All of this newness makes up NASCAR 06's gameplay, and is especially apparent in the Fight to the Top mode. But that specific mode still needs some presentational value applied to it. It's just too impersonal as is (even if the rivalry system did add personality at one point). It's all phones and bland menus without any advanced overlays. And since the objective in Fight to the Top is to attain star status and loads of money, why didn't Tiburon elect to put our characters in pre-race areas that represented this? We could have started in a dilapidated trailer office and driveway that eventually blossomed into a top tier garage once the 10 million dollar contracts started rolling in. Without good visual representations of the effects of winning vs. losing, the only real post-race bonus to having prestige and money is knowing that you have them.
This makes some of the extras a little unnecessary. Really, why would I care about a merchandising cut if I can't appreciate my rabid fans sporting all the Ts and asking for autographs? Conversely, what's the downside to being a villain and not selling any goods if I don't see a few hecklers saunter by my home throwing stones?
The same goes for relationships and prestige, which tie directly into race performance. While alliances and rivalries may alter gameplay (in so far as an ally will become a rival and vice versa), there's no an apparent gain or loss to being loved or hated (even if the brief after race cutscenes do vary slightly).
It can also get a little aggravating to be pinned with villainy prestige because some daft racer couldn't tell when his line was broken and decided to force the issue and his own car into the wall by nudging me at the wrong time. This has even happened with a teammate of mine, who quickly turned rival and then blatantly rammed me for the next four laps until I fish-tailed off into the green and lost my patience. Of course, I used the swap car feature to swing into his seat and turn him backward on the track, just because I'm a vengeful jerk like that.
In general, the AI has improved quite a bit, though. It can just be a little frustrating if a teammate AI will PIT you into the wall (the precision immobilization technique cops use). It's more aggravating than usual because I just told this AI multiple times to drop back and move over, which he agreed to seconds before sending me to a fiery death and becoming my rival.
The last thing I really want to touch on before cutting out is the basic technical side of NASCAR. The multiplayer still works well, the sound quality still rocks even if this one does feature the largest collection of Joe Satriani in gaming history, but Total Team Control doesn't feel like an enormous technical advancement over Chase for the Cup. At least, it's not such a big improvement as the last game was over Thunder before it.

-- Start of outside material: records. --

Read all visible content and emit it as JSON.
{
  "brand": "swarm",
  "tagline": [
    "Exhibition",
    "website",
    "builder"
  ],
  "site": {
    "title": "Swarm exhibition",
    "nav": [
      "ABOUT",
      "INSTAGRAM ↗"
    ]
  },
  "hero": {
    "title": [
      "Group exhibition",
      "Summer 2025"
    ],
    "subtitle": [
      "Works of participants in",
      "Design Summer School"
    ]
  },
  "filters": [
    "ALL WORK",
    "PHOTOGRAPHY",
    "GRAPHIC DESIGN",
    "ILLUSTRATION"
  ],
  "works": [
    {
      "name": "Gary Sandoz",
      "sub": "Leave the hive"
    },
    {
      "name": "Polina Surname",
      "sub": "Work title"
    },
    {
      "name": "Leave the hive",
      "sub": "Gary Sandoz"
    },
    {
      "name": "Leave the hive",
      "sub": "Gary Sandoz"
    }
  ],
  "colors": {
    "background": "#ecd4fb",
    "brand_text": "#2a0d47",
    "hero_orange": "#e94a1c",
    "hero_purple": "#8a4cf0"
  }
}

There have been additions, but it's getting to the point where I'd happily sacrifice some of the trackside detail and soft lighting effects for a crisper overall image and a smoother framerate, especially on PS2 where the aliased graphics and sporadic performance can hurt play and result in three-wide crashes on tight courses. But then when I bring up these complaints I must also remind myself that not long ago -- on this very generation of gaming systems -- NASCAR titles were limited to between 16 and 20 cars on-screen.